Why It’s Important
With the growth of generative AI and vast amounts of data being fed to its algorithms, vector databases allow unstructured data such as text, image and audio to be converted into high-dimensional data vectors. This helps to make similarity searches faster and more accurate.
IBRS has explored the different approaches to deploying AI. Moving to serverless API components that are price based on consumption is much cheaper than running these components on enterprise servers, Cloud servers, or containers.
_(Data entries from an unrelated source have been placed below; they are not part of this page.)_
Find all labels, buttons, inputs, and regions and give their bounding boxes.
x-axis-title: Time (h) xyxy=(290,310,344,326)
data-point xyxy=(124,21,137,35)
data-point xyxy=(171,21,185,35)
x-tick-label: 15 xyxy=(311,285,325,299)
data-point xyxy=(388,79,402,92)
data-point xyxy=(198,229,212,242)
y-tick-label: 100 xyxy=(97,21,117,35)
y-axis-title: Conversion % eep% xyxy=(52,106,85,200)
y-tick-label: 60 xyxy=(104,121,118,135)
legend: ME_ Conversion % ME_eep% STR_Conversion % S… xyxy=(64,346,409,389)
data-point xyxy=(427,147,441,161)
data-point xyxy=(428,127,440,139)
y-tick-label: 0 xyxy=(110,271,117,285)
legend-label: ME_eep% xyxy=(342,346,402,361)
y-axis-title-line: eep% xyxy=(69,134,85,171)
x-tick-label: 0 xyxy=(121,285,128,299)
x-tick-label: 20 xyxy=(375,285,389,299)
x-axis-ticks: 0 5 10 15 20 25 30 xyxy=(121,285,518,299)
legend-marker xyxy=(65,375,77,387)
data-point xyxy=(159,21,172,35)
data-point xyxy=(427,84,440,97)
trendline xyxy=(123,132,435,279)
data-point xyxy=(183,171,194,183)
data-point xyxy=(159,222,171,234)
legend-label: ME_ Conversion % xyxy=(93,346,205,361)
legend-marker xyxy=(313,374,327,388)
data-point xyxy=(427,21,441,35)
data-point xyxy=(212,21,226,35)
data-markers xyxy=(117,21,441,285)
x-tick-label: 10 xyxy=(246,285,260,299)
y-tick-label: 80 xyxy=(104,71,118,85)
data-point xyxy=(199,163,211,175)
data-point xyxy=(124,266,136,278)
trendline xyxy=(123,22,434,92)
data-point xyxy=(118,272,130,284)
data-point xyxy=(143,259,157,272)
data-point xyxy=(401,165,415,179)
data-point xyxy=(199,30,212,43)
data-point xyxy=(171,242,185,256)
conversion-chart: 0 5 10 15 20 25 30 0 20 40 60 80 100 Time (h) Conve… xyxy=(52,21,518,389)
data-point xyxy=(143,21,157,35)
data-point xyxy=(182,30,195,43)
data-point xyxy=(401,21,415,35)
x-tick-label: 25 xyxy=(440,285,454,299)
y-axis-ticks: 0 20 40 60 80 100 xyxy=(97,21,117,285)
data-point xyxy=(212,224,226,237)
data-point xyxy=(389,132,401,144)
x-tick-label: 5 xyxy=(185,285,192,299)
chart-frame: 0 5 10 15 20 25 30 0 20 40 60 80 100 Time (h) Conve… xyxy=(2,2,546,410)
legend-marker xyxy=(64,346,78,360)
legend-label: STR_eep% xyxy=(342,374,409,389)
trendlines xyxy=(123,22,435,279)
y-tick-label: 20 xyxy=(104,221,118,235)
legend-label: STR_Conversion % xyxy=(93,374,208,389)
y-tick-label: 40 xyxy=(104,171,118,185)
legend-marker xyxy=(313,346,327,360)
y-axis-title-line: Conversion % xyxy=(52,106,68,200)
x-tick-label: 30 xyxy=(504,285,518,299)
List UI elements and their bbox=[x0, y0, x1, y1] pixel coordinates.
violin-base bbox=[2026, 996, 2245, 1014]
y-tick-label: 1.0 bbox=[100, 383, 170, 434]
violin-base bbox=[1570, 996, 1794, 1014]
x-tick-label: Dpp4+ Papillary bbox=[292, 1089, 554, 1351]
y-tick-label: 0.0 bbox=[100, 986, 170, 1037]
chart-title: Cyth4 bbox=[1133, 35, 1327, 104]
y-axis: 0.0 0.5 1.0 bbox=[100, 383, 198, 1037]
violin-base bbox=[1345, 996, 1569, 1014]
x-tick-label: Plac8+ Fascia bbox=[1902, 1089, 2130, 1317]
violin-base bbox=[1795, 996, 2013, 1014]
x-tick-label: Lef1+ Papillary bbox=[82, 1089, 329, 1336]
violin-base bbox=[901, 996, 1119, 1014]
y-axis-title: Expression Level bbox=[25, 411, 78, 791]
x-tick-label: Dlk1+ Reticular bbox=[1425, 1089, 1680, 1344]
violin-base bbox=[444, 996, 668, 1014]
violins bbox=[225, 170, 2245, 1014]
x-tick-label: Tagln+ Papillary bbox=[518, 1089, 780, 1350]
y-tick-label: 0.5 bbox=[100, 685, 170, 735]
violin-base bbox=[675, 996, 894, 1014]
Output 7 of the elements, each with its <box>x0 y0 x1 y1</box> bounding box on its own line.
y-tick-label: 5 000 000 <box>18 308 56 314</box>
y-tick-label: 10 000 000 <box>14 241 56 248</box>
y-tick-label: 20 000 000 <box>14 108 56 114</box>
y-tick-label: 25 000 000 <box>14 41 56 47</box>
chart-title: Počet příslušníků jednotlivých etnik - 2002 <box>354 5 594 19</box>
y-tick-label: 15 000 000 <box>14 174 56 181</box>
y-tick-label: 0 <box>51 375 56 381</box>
In one experiment, IBRS created a RAG (retrieval augmented generation) AI consisting of 4000 documents, each around 7000 kb in size. Building and running the model on the ‘single platforms’ of all three major hyper scale Clouds, was multiple times more costly than using OpenAI and Pinecone directly, with the service orchestration being a serverless API capability (from Google Cloud). Pre-package AI solutions built using these same types of AI components (Copilot, Google Vertext Search, etc.) can be more expensive, but they can be delivered more quickly.
Who’s Impacted
- CIO
- Developers
- Data scientists
What’s Next?
- Assess your company’s vector database needs by evaluating current generative AI projects. Identify areas where vector search and retrieval can improve performance and accuracy. To determine data volume and complexity, consider the amount and type of data. Next, assess the update frequency and required query speed.
- Investigate alternative service providers offering serverless vector databases. Understand their cost implications and potential savings compared to pod-based or on-premise solutions. Then, evaluate multi-tenant compute models for infrastructure management benefits.
- Before using serverless indexes in production, it’s recommended to check the current limitations and test thoroughly.